A more salty friend of mine once, in a group conversation, replied with “I do, and I know your wife does too!”, which was the most alpha-male verbal throat chop I’d seen in a while. But I digress.

It’s already hard enough to find alone time with your spouse as a Catholic who follows the Marquette Method. It sucks having doctors push birth control on you every. single. visit. It’s even more fun to have them tell you that NFP doesn’t work and that you’re stupid for doing it (their words, not mine). And it’s rare to have anyone respond to “I have five living kids” with “Wow, what a beautiful family,” when the more common response is one of disdain. Speaking of disdain…

Number 2: Companies making having kids hard

Car seats used to be thin. Now they are thrones. And you can’t fit three across without making a sacrifice to the car seat goddess. It’s so bad that it is a form of birth control. And before you chime in about “safety ratings,” I looked up the safety ratings of these thrones, and I found the changes between seats to be similar to how professors change chapters in a book to force students to buy new books. The ratings are getting a whole lot better compared to the real estate they consume.

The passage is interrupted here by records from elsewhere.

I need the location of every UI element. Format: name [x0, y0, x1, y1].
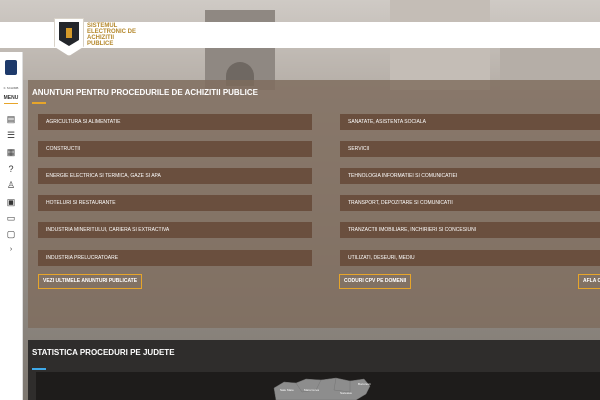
map-label-bucuresti: Bucuresti	[358, 382, 371, 386]
statistics-title-accent	[32, 368, 46, 370]
logo-shield-icon	[59, 22, 79, 46]
statistics-title: STATISTICA PROCEDURI PE JUDETE	[32, 348, 175, 357]
list-icon[interactable]: ☰	[6, 130, 16, 140]
category-agricultura[interactable]: AGRICULTURA SI ALIMENTATIE	[38, 114, 312, 130]
sidebar: F. SCHIMB MENU ▤ ☰ ▦ ? ♙ ▣ ▭ ▢ ›	[0, 52, 23, 400]
logo-line: PUBLICE	[87, 41, 114, 47]
procedures-panel: ANUNTURI PENTRU PROCEDURILE DE ACHIZITII…	[28, 80, 600, 328]
map-label-satu-mare: Satu Mare	[280, 388, 294, 392]
statistics-panel: STATISTICA PROCEDURI PE JUDETE Satu Mare…	[28, 340, 600, 400]
romania-county-map[interactable]	[266, 374, 376, 400]
latest-notices-button[interactable]: VEZI ULTIMELE ANUNTURI PUBLICATE	[38, 274, 143, 289]
panel-title: ANUNTURI PENTRU PROCEDURILE DE ACHIZITII…	[32, 88, 258, 97]
category-industria-minieritului[interactable]: INDUSTRIA MINERITULUI, CARIERA SI EXTRAC…	[38, 222, 312, 238]
category-tehnologia-informatiei[interactable]: TEHNOLOGIA INFORMATIEI SI COMUNICATIEI	[340, 168, 600, 184]
cpv-codes-button[interactable]: CODURI CPV PE DOMENII	[339, 274, 412, 289]
category-sanatate[interactable]: SANATATE, ASISTENTA SOCIALA	[340, 114, 600, 130]
logo-text[interactable]: SISTEMUL ELECTRONIC DE ACHIZITII PUBLICE	[87, 23, 147, 47]
map-label-suceava: Suceava	[340, 391, 352, 395]
calendar-icon[interactable]: ▦	[6, 147, 16, 157]
category-constructii[interactable]: CONSTRUCTII	[38, 141, 312, 157]
statistics-map-area: Satu Mare Maramures Suceava Bucuresti	[36, 372, 600, 400]
panel-title-accent	[32, 102, 46, 104]
learn-more-button[interactable]: AFLA C	[578, 274, 600, 289]
category-industria-prelucratoare[interactable]: INDUSTRIA PRELUCRATOARE	[38, 250, 312, 266]
menu-button[interactable]: MENU	[1, 95, 21, 101]
id-card-icon[interactable]: ▣	[6, 197, 16, 207]
monitor-icon[interactable]: ▭	[6, 213, 16, 223]
chevron-right-icon[interactable]: ›	[6, 245, 16, 255]
map-label-maramures: Maramures	[304, 388, 320, 392]
sidebar-logo-icon[interactable]	[5, 60, 17, 75]
category-transport[interactable]: TRANSPORT, DEPOZITARE SI COMUNICATII	[340, 195, 600, 211]
category-energie[interactable]: ENERGIE ELECTRICA SI TERMICA, GAZE SI AP…	[38, 168, 312, 184]
chat-icon[interactable]: ▢	[6, 229, 16, 239]
category-servicii[interactable]: SERVICII	[340, 141, 600, 157]
category-utilizati-mediu[interactable]: UTILIZATI, DESEURI, MEDIU	[340, 250, 600, 266]
help-icon[interactable]: ?	[6, 164, 16, 174]
menu-underline	[4, 103, 18, 104]
document-icon[interactable]: ▤	[6, 114, 16, 124]
sidebar-small-label: F. SCHIMB	[3, 86, 19, 90]
category-tranzactii-imobiliare[interactable]: TRANZACTII IMOBILIARE, INCHIRIERI SI CON…	[340, 222, 600, 238]
user-icon[interactable]: ♙	[6, 180, 16, 190]
category-hoteluri[interactable]: HOTELURI SI RESTAURANTE	[38, 195, 312, 211]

Unless you can explain how adding 5 pounds of side force to an already high rating significantly affects the safety rating, I’m going to always say that car seat manufacturers hate large families. I’ve done the math, it doesn’t add up.

Try eating out now…even McDonalds (which I don’t visit) is expensive. Now multiply it by 7. Try finding a home with enough bedrooms and fighting off investors to buy it, and definitely don’t tell your friends that your kids have to share a bedroom, because you’ll get looked at like some sort of monster. Or try fighting the little old lady HOA President that drives around your neighborhood and issues you tickets for your kids bikes in the front lawn.

Screw that lady…so glad I don’t live in a HOA…

Companies in general appeal to DINKs (Dual Income, No Kids), and if they do appeal to kids, they like you to have two. Anymore and you better be loaded. Which brings me to the last point…

Number 1: Society values work, not your family

If you say “I’m a homemaker” as a woman, you get looked down upon. Even if you manage five kids, which involves feeding them, balancing a checkbook, driving them everywhere, answering school emails and helping out on homework…somehow that isn’t “real work.” But you could sit in an office, drink coffee, chit chat with your office mates, and put in a whole 3 hours of work a day, and that’s “real work.”

Don’t worry though, like the Bobs, work will value you up to the point you are told your services are no longer required!

Face it, we stopped valuing stay-at-home parents a while back. We think they are lesser for picking their family over full-time paid employment.

And that’s the rub right there. When you create a toxic environment for people that have or want large families, you will get smaller families. The societal pressure permeates everything, far more than any financial incentive. Even if you got paid $20,000 a year per child, you’d be called a welfare rat for taking the money. It goes farther than even children, because when the point of getting married isn’t to raise kids, it makes it easy to simply “shack up,” which is why the current marriage rate is less than half that in 1976.

Until our society treats raising kids as a noble goal and worthy of the respect it deserves, we will continue to have declining birth rates among the majority of people that feel societal pressure.

This post represents the views of the author and not those of the Department of Defense, Department of the Navy, or any other government agency.